You may have heard from your gym trainer, or professionals that bulking is best during winter rather than summers. Have you thought why this logic is in the mindset of people?
There are many controversies behind Bulking during which season is best. To be very frank and in general, since bulking is good during Winter. You may wonder why? So, let’s start discussing the important features of bulking during the winter season.

a) During Winters, you are less likely to go out because of the cold climate and therefore consume more food to boost the body with excess calories which tremendously increases your muscle tissue extensively.

b) You get maximum recovery time which is most crucial to attaining a bulking physique. Due to that cold climate, we generally stay indoors and enjoy a good sleep which enhances complete recovery.

  • What kind of training pattern is to be followed during Winters?

A heavy training schedule consisting of fewer reps with more sets is to be carried out so that you trigger more muscle mass.
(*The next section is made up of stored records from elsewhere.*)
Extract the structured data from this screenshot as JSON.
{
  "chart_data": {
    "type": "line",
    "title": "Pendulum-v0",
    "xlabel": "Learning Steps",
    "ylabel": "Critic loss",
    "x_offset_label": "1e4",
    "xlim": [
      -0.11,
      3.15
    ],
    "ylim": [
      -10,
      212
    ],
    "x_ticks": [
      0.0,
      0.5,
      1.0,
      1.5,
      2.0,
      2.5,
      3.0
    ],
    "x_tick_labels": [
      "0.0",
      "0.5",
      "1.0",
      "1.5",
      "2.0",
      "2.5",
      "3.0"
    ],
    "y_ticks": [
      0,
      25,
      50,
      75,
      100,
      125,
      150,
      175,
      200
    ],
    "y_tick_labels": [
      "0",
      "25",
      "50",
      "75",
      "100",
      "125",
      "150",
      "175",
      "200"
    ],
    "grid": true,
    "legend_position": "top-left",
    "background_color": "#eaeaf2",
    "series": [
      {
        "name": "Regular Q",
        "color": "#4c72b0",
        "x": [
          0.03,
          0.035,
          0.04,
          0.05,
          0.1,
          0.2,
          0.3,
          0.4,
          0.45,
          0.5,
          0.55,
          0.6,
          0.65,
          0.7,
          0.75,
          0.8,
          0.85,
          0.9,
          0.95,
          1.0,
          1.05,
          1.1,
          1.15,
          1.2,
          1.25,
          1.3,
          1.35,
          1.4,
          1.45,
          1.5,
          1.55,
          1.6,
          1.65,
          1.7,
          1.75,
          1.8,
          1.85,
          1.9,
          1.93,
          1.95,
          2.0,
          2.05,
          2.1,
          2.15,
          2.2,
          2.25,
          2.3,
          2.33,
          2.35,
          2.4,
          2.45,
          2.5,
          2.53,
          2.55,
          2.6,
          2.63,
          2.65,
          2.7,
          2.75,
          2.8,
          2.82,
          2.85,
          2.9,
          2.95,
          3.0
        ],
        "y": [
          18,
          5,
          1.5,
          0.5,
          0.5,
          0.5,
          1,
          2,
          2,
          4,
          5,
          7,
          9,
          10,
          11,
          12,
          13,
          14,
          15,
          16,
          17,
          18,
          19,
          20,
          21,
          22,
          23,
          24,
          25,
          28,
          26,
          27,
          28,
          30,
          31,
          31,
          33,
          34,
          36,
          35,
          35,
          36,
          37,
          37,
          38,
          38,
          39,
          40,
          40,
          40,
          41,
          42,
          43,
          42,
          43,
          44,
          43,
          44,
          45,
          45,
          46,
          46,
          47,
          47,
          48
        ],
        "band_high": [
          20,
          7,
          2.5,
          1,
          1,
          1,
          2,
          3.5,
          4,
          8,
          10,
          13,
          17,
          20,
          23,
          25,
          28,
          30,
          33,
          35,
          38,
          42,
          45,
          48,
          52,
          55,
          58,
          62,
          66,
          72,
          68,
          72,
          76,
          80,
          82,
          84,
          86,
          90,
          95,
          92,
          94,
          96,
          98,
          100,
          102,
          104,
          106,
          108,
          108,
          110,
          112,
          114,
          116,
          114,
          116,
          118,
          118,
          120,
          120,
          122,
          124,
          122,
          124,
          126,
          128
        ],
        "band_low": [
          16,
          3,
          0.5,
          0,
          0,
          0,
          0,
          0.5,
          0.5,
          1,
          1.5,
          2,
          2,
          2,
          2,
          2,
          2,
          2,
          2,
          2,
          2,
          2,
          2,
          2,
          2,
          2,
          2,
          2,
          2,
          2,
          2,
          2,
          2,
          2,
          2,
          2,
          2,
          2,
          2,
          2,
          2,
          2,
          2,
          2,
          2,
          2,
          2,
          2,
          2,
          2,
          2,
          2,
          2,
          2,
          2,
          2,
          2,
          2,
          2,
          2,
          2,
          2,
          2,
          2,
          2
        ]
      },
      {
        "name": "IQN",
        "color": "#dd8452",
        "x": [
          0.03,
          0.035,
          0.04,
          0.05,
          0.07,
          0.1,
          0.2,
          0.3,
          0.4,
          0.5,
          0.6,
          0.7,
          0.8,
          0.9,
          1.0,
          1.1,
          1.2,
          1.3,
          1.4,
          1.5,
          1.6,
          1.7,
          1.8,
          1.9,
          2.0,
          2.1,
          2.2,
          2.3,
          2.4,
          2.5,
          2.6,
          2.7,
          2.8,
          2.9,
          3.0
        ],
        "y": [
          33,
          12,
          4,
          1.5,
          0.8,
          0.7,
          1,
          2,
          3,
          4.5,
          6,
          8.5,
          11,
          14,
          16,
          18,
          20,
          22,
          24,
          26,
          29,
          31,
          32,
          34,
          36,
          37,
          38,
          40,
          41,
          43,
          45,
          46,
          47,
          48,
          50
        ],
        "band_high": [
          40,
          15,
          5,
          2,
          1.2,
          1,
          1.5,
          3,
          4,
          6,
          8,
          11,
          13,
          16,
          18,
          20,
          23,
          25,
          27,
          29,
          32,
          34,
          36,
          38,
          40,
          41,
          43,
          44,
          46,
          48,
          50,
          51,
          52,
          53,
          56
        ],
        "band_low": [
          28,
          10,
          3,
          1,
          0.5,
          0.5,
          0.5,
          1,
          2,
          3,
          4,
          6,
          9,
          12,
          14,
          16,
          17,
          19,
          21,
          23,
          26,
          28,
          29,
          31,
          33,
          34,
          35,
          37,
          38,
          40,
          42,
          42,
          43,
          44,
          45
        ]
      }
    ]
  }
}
As you already know heavy workout releases the body.

  • What will be your diet in the winter season?

Consume enough protein-rich foods in your dietary lifestyle per pound of your ideal body weight. Ensure that Carbohydrates and fats are split inadequate ratio too. Make sure fats come from healthy sources such as fish, dried fruits, and other healthy alternatives.


Day 1 – Back (Rhomboids, Trapezius, latissimus dorsi)

Bent over row 5 × 6
Tbar row 5 × 6
Deadlift 5 × 6

Day 2 – Chest (Minor and major pectoralis)

5 x 6 Bench Press
5 x 6 incline dumbell press
5 × 6 decline dumbell flys

Day 3 – Legs (Quadriceps, Hamstrings)

Barbell Squat 5 × 8
Leg Extension 5 × 8
Dumbell Lunges 5 × 8

Day 4 – Arms And Shoulders

5 x 8 Standing Military Press
5 x 8 EZ Bar Bicep Curls
5 x 8 Behind The Neck dumbell extension
5 x 8 Weighted Chin-Ups

Above mentioned workout split should be followed 4 times a week up to 8 training months routine. A good combination of diet and workout is all you need to pack on some serious Muscles and gain size.